Retroajo um pouco mais e me vem ainda à lembrança os 18 meses de treinamento que antecederam a cobertura dos Jogos Olímpicos de 2004, cujos 100 anos de sua retomada na Era Moderna seriam comemorados na Grécia. Intuiu-se organizar uma equipe de estudantes de jornalismo para cobrir o evento. A apresentação do projeto reunira, surpresos e curiosos, 250 professores e estudantes, consagrando a iniciativa. De imediato foram abertos, gratuitamente, aos interessados, cursos de Cultura Helênica, de História dos Jogos Olímpicos, de Língua Grega e Inglesa, seguidos de Seminários protagonizados por profissionais e atletas experientes na temática olímpica. Até o embaixador grego, Andonius Nicolaides entrou na festa. A iniciativa recebeu, entretanto, duras críticas internas, atribuindo-se ao projeto a pecha de uma “aventura de dois professores”: fora dos padrões dos projetos de pesquisa da academia.
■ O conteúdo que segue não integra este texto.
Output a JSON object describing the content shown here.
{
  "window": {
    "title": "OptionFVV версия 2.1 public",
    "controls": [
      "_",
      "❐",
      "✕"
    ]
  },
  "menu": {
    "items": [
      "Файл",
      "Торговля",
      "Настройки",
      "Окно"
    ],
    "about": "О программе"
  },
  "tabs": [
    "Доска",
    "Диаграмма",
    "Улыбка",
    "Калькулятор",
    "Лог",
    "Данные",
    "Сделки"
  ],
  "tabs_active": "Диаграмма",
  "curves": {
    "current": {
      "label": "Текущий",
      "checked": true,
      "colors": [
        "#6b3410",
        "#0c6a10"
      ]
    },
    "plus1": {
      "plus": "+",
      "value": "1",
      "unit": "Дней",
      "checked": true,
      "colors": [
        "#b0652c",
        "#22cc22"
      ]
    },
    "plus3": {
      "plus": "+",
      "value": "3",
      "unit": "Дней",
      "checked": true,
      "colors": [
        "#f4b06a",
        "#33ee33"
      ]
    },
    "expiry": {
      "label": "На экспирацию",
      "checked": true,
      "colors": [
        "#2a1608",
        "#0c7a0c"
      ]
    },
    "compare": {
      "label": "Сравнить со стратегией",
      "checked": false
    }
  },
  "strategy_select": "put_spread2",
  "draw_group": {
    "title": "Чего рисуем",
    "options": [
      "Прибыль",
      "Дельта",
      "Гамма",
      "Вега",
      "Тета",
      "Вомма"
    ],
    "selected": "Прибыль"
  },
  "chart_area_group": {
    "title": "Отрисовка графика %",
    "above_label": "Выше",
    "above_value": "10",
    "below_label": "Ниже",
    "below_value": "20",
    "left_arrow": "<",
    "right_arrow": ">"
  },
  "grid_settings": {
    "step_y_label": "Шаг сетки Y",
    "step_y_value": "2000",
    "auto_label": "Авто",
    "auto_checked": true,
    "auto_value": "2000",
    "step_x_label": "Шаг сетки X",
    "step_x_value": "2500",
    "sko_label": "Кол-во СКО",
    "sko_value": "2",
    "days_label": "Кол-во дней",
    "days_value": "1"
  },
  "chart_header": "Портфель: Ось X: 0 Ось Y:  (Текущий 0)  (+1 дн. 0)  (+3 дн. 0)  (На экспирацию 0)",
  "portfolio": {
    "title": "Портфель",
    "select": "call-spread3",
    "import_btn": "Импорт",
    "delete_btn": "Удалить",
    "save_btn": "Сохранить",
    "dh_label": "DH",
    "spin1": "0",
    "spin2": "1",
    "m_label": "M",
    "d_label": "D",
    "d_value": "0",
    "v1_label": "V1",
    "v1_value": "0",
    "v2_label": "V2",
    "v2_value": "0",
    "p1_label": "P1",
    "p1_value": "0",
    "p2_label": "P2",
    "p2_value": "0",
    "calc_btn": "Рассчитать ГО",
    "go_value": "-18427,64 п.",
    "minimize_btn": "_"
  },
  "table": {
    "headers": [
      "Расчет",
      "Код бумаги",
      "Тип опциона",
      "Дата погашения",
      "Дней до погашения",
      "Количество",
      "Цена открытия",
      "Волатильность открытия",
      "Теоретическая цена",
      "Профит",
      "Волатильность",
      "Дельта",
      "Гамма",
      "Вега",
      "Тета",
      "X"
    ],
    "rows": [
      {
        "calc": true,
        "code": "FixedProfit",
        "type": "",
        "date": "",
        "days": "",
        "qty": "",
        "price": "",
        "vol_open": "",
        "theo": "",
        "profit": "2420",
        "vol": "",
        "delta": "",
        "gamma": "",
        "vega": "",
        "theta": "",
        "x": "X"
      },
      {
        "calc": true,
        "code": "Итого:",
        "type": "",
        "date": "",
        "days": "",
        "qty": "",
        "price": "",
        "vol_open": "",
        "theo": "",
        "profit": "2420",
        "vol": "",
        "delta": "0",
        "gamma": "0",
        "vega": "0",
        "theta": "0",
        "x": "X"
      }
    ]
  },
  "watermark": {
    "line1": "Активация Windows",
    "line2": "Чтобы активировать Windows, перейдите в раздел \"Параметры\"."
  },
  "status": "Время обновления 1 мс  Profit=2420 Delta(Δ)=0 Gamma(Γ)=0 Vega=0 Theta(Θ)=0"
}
Embora detalhado, o projeto , descrito no livro Projeto Clandestino, Editora Otimismo, 2008, de autoria minha e do prof. Paulo Trindade Vieira, era, de fato, uma espécie de plano editorial de cobertura de um grande evento na Grécia com estudantes de Jornalismo. Estava orçado em cerca de U$ 80 mil dólares. A universidade não tinha recursos para bancá-lo e os alunos muito menos. As dificuldades tiveram de ser superadas com parcerias externas e adesões familiares. Dos 220 inscritos haviam sobrevivido apenas 16 e os dois professores.
O obstáculo maior passou a ser o credenciamento de mídia. As vagas eram limitadas por país, havia prazo e uma taxa de US$ 1.000 a ser paga por credenciado. Iria requerer criatividade e um esforço extraordinário junto aos comitês organizadores dos Jogos até na Suíça. Foi aí que surgiu a idéia da cobertura alternativa. Concluímos que era impossível competir com a imediaticidade do noticiário das agencias internacionais e a transmissão em tempo real das grandes redes de TV. Cobriríamos alguns eventos e as ruas, onde circulavam mais de um milhão de estrangeiros . Nas ruas seríamos imbatíveis.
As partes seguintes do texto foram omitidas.